El hombre es alto y fuerte; tiene el pelo oscuro y la piel bronceada. Me recuerda a Ky en ciertos aspectos: su tez, su sigilo al moverse. Pero tiene un aire cansado y parece abstraído de todo aparte de lo que lleva en los brazos. Y en ese momento advierto que es una niña.

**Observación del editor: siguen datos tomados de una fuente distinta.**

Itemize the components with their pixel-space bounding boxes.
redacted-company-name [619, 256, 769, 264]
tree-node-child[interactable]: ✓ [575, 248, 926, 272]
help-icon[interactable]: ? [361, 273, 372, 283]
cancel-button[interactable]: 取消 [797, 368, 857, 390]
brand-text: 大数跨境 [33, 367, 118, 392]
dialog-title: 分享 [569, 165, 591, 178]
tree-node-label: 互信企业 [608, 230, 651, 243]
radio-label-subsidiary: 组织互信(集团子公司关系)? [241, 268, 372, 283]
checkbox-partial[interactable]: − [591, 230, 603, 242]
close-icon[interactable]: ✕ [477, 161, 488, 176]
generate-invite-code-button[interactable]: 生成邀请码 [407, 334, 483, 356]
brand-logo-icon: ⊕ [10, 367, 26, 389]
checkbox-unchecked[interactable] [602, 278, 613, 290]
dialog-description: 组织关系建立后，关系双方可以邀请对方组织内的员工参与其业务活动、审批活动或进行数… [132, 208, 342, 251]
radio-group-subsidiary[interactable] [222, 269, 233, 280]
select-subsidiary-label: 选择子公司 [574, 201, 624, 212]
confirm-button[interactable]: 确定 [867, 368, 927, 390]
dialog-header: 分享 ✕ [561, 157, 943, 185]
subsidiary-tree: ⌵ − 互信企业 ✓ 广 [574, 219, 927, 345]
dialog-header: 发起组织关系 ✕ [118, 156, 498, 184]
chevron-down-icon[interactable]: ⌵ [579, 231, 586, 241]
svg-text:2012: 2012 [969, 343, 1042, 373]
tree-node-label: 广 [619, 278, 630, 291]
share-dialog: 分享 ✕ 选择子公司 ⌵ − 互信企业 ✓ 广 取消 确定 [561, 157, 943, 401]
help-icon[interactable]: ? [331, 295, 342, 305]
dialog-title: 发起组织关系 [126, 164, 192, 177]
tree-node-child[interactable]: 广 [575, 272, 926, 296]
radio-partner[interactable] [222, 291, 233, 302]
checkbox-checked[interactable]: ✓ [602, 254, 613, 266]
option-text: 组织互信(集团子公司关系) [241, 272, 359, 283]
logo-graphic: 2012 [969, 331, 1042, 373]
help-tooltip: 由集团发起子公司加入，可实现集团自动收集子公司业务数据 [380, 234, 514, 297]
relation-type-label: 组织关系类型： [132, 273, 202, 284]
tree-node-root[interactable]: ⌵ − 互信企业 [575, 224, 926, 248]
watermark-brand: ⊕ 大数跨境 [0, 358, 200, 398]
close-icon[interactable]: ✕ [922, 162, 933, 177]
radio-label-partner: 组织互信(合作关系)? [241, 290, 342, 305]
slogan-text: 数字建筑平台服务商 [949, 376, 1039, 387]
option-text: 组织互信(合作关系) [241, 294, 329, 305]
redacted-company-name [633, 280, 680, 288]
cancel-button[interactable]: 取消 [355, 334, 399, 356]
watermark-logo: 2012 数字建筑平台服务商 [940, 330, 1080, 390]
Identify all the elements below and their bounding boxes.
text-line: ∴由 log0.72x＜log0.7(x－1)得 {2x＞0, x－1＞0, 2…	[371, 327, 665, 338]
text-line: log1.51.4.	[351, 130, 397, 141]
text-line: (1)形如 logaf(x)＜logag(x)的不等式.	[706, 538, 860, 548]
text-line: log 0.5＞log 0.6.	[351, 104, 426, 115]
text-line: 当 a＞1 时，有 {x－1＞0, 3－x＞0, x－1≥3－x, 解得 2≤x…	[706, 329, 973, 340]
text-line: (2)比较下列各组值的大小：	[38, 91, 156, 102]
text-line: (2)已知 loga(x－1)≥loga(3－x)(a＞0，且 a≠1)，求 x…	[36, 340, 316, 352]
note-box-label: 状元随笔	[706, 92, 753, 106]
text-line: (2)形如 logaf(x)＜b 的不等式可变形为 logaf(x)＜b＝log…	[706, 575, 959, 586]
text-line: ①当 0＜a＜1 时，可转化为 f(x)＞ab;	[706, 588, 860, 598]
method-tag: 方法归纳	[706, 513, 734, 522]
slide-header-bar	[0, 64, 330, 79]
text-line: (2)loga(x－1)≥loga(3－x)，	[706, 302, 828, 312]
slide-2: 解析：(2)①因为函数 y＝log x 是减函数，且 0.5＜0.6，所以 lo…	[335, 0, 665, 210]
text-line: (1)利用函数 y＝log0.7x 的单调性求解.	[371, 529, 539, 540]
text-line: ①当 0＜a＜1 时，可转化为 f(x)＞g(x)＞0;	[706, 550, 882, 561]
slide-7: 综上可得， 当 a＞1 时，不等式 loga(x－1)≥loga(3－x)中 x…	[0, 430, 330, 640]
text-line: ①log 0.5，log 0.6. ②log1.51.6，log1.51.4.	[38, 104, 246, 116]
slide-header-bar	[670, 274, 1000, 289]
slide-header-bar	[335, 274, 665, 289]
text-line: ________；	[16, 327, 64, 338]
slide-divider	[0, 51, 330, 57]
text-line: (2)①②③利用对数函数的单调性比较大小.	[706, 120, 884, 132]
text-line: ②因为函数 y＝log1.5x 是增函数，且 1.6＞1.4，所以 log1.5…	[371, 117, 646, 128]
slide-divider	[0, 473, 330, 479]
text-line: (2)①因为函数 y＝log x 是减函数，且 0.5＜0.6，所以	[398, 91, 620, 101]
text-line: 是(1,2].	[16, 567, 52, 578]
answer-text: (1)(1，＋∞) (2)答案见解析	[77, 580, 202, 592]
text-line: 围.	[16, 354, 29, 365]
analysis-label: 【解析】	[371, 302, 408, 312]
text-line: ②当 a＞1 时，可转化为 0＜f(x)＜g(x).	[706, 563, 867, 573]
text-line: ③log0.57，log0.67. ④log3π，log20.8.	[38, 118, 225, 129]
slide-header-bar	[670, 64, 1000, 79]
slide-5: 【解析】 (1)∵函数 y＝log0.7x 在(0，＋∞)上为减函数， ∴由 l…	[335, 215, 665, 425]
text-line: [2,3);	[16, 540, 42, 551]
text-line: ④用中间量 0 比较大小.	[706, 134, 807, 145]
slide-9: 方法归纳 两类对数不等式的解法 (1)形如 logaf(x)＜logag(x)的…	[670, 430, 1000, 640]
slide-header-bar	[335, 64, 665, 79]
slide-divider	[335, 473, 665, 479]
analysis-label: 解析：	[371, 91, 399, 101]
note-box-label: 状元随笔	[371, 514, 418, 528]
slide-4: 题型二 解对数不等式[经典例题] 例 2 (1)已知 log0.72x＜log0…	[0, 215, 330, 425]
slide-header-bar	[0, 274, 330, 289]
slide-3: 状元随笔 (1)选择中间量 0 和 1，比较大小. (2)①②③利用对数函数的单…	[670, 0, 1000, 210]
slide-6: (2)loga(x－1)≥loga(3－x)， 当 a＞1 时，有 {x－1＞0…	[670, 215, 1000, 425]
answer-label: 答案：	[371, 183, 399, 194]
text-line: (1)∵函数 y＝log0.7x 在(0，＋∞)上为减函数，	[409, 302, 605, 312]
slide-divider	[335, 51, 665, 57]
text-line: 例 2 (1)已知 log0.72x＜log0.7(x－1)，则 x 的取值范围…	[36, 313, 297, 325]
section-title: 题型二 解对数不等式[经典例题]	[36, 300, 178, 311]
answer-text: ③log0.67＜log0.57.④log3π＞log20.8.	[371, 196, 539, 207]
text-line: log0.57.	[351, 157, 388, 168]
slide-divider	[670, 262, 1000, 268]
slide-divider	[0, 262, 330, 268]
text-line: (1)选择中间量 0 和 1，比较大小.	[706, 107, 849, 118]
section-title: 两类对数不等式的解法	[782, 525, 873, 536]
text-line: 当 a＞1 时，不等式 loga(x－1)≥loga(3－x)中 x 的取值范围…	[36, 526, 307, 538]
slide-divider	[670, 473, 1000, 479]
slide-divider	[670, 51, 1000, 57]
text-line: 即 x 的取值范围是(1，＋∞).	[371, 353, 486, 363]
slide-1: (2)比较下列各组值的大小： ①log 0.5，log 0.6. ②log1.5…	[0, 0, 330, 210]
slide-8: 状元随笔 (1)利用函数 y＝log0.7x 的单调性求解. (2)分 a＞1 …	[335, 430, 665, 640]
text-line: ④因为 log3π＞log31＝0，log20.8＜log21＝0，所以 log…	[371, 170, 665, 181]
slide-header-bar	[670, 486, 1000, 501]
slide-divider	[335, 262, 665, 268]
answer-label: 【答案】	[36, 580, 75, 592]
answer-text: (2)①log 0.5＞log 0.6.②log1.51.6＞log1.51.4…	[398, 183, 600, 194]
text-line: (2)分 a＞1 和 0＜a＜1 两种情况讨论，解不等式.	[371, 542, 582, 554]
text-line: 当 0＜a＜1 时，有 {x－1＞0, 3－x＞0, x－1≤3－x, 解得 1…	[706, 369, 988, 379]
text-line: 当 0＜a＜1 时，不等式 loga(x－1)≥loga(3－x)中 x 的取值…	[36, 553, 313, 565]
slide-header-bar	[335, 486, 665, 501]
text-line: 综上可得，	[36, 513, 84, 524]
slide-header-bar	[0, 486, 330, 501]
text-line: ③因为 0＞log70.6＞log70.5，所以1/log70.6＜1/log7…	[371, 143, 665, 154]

Sus cabellos oscuros se desparraman sobre los brazos del hombre y su vestido es blanco. El color de los funcionarios, pero, naturalmente, ella no lo es. El vestido es precioso, como si fuera ataviada para asistir a su banquete de emparejamiento, pero es demasiado pequeña para eso.
Y está demasiado quieta.
Me tapo la boca.
Ky me mira y hace un gesto afirmativo con la cabeza. En sus ojos percibo tristeza, hastío, bondad.
¡Está muerta!
Miro a Eli. ¿Se encuentra bien? Entonces recuerdo que ya ha visto muchas otras muertes. Puede que ni tan siquiera sea la primera vez que ve a un niño muerto.
Pero, para mí, sí lo es. Los ojos se me llenan de lágrimas. Una niña tan pequeña, tan menuda. «¿Por qué?»
Con delicadeza, el hombre la deja en el suelo, sobre la hierba muerta al pie de los árboles. Un sonido traído por el viento del cañón nos inunda los oídos. Una canción.
Lleva tiempo sepultar a una persona.
Mientras el hombre cava el hoyo, despacio, sin pausa, se pone de nuevo a llover. No es una lluvia fuerte, sino una llovizna continuada que empapa la tierra y el barro, y me pregunto por qué ha sacado a la niña con él. Quizá quería que la lluvia le mojara el rostro, por última vez.
Quizá, simplemente, no quería estar solo.
No puedo soportarlo más.
—Tenemos que ayudarlo —susurro a Ky, pero él niega con la cabeza.
—No —dice—. Aún no.
El hombre sale del hoyo y coge a la niña. Pero no la entierra todavía; la deja en el suelo, cerca de la tumba.
En ese momento, me fijo en que el hombre tiene los brazos llenos de líneas azules.
Alarga la mano y alza el brazo de la niña.
Saca un objeto. De color azul. Comienza a dibujar en la piel de la niña. La lluvia borra las líneas, pero él insiste, incansable. No sé si todavía canta. Por fin, la lluvia cesa y el azul permanece.
Eli ha dejado de mirar. Está sentado debajo de la ventana, de espaldas a la pared, y yo gateo hasta él porque no quiero que el hombre me vea. Me siento a su lado y lo rodeo con el brazo. Él se aprieta contra mí.
Indie y Ky continúan mirando.
«Tan pequeña», no dejo de pensar. Oigo dos golpes sordos y, por un instante, no sé si es mi corazón o el ruido de la tierra al caer sobre la niña en su tumba.
—Iré ahora —susurra por fin Ky—. Esperadme aquí.
Le lanzo una mirada de sorpresa. Levanto la cabeza para atisbar por la ventana. El hombre ha terminado de sepultar a la niña. Coge una piedra gris plana y la coloca sobre la tumba rellena ya de tierra. No lo oigo cantar.
—No —susurro.
Ky me mira y enarca las cejas.
—No puedes —digo—. Esperemos a mañana. Mira lo que ha tenido que hacer.
La voz de Ky es dulce pero firme.
—Ya no podemos darle más tiempo. Tenemos que averiguar qué hace aquí.
—Y está solo —añade Indie—. Vulnerable.
Miro a Ky, sorprendida, pero él pasa por alto el comentario de Indie.
—Es el momento apropiado —dice.
Antes de que yo pueda protestar, abre la puerta y sale.